CERTAINLY, I have written more than enough about India's tour of Pakistan and made known my views. There is very little else for me to write except, perhaps, that it was insulting to see Dean Jones arriving at the ground in a donkey cart.
Had it not been for the ears, it would have been hard to tell the difference between him and the donkey. Was it meant to provide a light moment or to be funny? I found it neither.
The most charitable construction that I can put on it is that it was buffoonery. I thought it had been in poor taste when he had delivered his weather report from "the air conditioned comfort of the chairman's box" but the donkey cart bit showed how little respect he had for a country that was his host.
It is entirely possible that I have no sense of humour or that I am too sensitive but I did not see it as good, clean fun. I am surprised that the producer of the telecast permitted it, unless it was his idea. Ten Sports only got the rights to telecast the matches, it did not get the rights to make fun of Pakistan.
I don't think it would serve any purpose to hold any inquiries into the Indian series performance, or, debacle, as some would want to put it. But I do think there is a need to set up some kind of commission to look at Pakistan's cricket culture.
It is personality-oriented not team-oriented. Such a commission could be headed by someone like Justice Fakhruddin G. Ebrahim and could include such wise heads and devoted cricket fans (but detached) who are respected in their own fields and they could look at the game from a view beyond that of the PCB, as something that impacts on national pride and as a healthy social activity and how grass-roots participation can be created.
Last week, I made a general statement that some of the money earned from the India tour could be used to fund cricket in the poorer areas and among children who live across the railway tracks, on the other side of affluence. I had suggested a committee of social workers. I got a very positive response. I think this is well worth pursuing.
I know from personal experience having been involved with cricket nurseries, first through the generosity of funds and spirit of Khawar Butt and then of Ghous Akbar. These nurseries were open to children of both private and government schools.
It was the children of government schools that I found the more determined to have fun, to romp around chasing plastic cricket balls. I would speak to their teachers and they would tell me how much these outings meant to the children and they would ask me if they could send more and more children.
I know that Shaharyar Khan reads this column but I am hoping that the patron of PCB will also read this and will lend his support to the suggestion. There is a lot of energy out there and which we can tap into and get our children off the streets and onto playing fields. The idea is not to find cricket talent, if we do, that is a bonus, but provide healthy recreation to a few more than have it at the moment.

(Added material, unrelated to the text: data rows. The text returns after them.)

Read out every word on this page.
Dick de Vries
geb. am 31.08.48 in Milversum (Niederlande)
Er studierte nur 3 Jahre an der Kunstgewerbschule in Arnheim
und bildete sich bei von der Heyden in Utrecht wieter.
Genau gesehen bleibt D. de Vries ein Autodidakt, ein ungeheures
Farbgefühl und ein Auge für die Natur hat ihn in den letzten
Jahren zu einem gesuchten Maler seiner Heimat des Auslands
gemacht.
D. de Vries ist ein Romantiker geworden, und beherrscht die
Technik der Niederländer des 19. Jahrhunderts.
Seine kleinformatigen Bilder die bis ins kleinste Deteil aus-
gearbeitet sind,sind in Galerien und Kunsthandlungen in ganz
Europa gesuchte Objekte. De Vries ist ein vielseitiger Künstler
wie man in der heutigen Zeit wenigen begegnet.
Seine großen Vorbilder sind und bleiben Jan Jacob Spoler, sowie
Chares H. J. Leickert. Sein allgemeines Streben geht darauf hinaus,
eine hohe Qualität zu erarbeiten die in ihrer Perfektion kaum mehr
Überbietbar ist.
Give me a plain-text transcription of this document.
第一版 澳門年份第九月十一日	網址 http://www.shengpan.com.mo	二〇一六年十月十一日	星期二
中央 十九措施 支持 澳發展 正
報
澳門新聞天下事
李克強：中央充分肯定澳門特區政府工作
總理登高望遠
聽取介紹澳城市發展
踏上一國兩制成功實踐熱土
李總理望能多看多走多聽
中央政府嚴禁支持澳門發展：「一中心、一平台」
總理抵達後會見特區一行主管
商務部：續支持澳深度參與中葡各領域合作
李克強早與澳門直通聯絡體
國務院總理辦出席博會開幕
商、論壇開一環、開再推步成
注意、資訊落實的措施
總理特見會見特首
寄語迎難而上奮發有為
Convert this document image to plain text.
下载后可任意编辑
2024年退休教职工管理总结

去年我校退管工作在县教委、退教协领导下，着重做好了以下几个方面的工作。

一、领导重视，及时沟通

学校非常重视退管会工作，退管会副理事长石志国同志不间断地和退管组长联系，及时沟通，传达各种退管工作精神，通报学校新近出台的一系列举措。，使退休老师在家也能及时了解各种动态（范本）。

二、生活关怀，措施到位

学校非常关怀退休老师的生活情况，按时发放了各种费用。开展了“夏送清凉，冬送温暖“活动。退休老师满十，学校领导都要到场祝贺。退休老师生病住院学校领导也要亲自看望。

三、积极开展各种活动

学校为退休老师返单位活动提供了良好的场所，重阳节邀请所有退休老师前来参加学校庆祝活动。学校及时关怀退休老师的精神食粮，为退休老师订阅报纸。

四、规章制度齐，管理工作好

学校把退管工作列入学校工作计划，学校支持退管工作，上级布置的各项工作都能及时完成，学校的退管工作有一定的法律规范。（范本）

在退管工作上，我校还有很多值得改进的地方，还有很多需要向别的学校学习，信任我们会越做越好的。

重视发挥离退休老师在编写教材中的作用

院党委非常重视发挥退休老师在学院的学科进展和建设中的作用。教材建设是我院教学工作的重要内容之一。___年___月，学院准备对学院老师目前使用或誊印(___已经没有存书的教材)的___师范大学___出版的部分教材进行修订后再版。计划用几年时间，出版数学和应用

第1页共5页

I have not been following what is going on in Zimbabwe because I was too focused on the India-Pakistan matches. But it looks as if Zimbabwe cricket is falling apart. One cannot help feeling that a kind of reverse racism is at work.
It is not a coincidence that almost all the white players have downed tools. We first saw signs of this in the World Cup 2003 when Andy Flower left the team for greener pastures, as it transpired, but made a defiant gesture to indicate his political opposition to Robert Mugabe.
England had refused to play in Zimbabwe. It didn't work fully then because all other teams including Australia did play there. Once again, England was due to tour Zimbabwe and the ICC had threatened to fine the ECB heavily or even ban it if it did not fulfil its contractual obligations. But if Zimbabwe does not have a cricket team, how can there be a cricket tour?
Zimbabwe cricket was in a stage of transition. Black players were being inducted slowly but it relied heavily on the white players to keep up some kind of an international standard. I cannot see how the ICC can intervene in what is an internal dispute.
After all Heath Streak did resign on what seems flimsy reasons, he wanted changes in the selection committee and if all the white players are in sympathy with him, what can anyone do about it? It gets curiouser and curiouser.
I am reminded, in a way, of the last ditch stand that was adopted by England's cricket establishment to save White South Africa from expulsion from international cricket. It had argued that politics should be kept out of sports. I had written a number of articles for The Guardian in which I had pointed out that apartheid was neither sports nor politics.
Unless the matter in Zimbabwe is resolved, Test cricket may have to be re-structured for Zimbabwe will not be able to put up a team that will be any better than a club team. Perhaps, the change is long over-due.
There should be two divisions in Test cricket. The top four making up a first division and the others second division and a system of promotion and relegation. Cricket makes more sense when it is a contest between equals or near-equals.
I have just read that Shoaib Akhtar has left for Mumbai to shoot a television commercial. What happens to the medical inquiry that has been set up to determine the extent and nature of his injury/injuries? Are we planning to put up Hamlet without the ghost?